La région de Lattaquié est un lieu particulièrement sensible, car elle accueille la base des forces aériennes russe de Hmeimim à 15 km de la ville portuaire. Moscou y a notamment déployé ses batteries de défense aérienne S-400. Selon les médias syriens, l’armée régulière a utilisé ses propres batteries pour répondre aux frappes, interceptant plusieurs missiles. Des images prises par les habitants de la région le confirment, en montrant des départs de missiles sol-air et des tirs de DCA.

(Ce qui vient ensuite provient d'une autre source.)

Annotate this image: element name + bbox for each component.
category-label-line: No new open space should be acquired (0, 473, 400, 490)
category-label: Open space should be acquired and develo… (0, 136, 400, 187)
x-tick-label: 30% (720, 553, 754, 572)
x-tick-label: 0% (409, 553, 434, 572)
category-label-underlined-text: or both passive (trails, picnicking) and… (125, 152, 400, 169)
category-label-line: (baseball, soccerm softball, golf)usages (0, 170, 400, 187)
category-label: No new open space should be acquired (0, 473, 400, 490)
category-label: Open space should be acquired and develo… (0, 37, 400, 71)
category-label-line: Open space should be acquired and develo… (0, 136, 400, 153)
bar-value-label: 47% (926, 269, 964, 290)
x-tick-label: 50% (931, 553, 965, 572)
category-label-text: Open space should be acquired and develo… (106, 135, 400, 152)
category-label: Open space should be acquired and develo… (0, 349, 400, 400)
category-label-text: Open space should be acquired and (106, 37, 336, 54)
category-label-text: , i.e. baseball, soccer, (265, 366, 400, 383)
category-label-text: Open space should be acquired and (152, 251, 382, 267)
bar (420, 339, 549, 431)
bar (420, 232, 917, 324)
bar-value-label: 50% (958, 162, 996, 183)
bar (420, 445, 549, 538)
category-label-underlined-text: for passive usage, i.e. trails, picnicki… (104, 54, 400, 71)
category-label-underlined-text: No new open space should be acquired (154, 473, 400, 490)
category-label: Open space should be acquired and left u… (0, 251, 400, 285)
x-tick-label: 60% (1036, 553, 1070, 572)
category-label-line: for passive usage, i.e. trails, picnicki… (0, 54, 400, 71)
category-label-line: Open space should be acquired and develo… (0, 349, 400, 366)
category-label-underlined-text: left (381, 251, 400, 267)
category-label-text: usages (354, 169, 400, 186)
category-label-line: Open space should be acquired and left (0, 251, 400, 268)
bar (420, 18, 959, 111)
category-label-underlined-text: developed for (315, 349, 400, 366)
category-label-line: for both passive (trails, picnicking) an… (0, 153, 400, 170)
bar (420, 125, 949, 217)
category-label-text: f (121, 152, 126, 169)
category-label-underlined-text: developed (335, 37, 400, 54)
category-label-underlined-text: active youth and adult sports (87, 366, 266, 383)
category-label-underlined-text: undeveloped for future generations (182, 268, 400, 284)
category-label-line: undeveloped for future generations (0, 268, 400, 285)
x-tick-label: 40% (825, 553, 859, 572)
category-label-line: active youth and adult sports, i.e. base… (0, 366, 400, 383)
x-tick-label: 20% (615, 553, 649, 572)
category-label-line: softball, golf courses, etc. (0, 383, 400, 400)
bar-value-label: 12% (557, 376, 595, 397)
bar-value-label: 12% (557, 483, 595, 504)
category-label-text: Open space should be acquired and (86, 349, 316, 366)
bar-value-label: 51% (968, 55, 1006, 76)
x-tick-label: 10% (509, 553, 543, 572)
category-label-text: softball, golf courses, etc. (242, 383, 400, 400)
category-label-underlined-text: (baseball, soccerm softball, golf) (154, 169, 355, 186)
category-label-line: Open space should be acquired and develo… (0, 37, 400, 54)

Vers 23 heures, l’avion de surveillance électronique de type Il-20 a disparu à 35 kilomètres des côtes syriennes, alors qu’il revenait à la base aérienne de Hmeimim, a indiqué le ministère de la défense à Moscou. Au même moment, alors que quatre F-16 israéliens effectuaient leur raid sur Lattaquié, les radars russes auraient enregistré des frappes déclenchées par la frégate française Auvergne contre des installations militaires syriennes, prétend Moscou.

Avant la confirmation par Moscou de l’erreur de la défense aérienne syrienne, Paris a démenti catégoriquement sa participation à une telle opération. « Nous démentons toute implication », a dit le colonel Patrik Steiger, porte-parole de l’état-major. Un représentant du Pentagone avait fait de même un peu plus tôt, au micro de Voice of America : « Je peux dire sans équivoque que ce n’est pas nous. »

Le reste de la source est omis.